Erc (d. 513/15), bishop of Slane and saint in the Irish tradition, belonged to the obscure Munster population-group of Corco Auloimm. His father is named in the genealogies as Daig son of Branchú, and he shares his Corco Auloimm ancestry with St Brendan (qv) of Birr. According to the hagiographers, a bishop named Erc was magister (tutor) to St Brendan (qv) of Clonfert. There may be confusion here – an assumption having been made that the latter was related to Erc – or it may simply be coincidence. Magister Erc is stated in the Lismore Life of Brendan of Clonfert to have belonged to the Ciarraige; in any event, as the Brendan in question lived till 578, it seems unlikely that he could have studied under the bishop of Slane.

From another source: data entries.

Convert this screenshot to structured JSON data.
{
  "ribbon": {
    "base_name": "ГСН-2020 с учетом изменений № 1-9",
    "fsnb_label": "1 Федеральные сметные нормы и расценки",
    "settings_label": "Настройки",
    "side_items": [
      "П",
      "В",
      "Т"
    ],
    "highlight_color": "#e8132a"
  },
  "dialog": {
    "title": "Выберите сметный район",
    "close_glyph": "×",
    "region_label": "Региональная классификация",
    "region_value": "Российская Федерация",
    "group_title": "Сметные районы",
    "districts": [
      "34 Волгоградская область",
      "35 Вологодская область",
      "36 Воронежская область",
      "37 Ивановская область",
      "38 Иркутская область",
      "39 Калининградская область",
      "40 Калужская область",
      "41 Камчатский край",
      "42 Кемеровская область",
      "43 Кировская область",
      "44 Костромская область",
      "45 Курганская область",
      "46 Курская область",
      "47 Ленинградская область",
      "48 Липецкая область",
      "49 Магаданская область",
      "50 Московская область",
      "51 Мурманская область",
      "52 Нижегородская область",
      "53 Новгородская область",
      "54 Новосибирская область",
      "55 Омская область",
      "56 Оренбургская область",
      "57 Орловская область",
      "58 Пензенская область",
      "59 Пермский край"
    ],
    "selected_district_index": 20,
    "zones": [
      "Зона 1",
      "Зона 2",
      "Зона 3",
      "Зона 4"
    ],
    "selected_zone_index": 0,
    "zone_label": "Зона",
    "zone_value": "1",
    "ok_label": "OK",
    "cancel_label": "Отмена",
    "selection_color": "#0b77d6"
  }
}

Erc of Slane belonged to the first generation of the native Irish church. Patrician hagiography represents him as a convert; he is said to have been a jurist, and is placed along with the poet Dubthach (qv) of the moccu Lugair and his pupil Fiacc (qv), later bishop of Sletty, at the court of King Lóegaire (qv) on the occasion of the alleged visit of St Patrick (qv) to Tara. By the time the earliest Lives of Patrick came to be written in the seventh century, Erc was already regarded as the judge in Patrick's retinue, which probably represents a desire to associate the practice of law and other professions with the early church. He is said to have been blessed by Patrick at the ecclesiastical site of Ferta Fer Féicc near Slane; he seems to have spent his episcopal career in the Slane region. At least according to later tradition, he was (or had been) married and was the father of Éogan (qv) (fl. c.570), subsequently bishop of Ardstraw.
Erc is commemorated in the martyrologies at 2 November, which is probably the date of his death; the year is variously given in the annals as 513 or 515. His alleged age of 90 at the time of death doubtless reflects efforts to synchronise his floruit with a Patrician mission that was understood to have commenced in 432. The relics of Bishop Erc were brought on circuit in the east Meath region at a time of famine and disease in 776.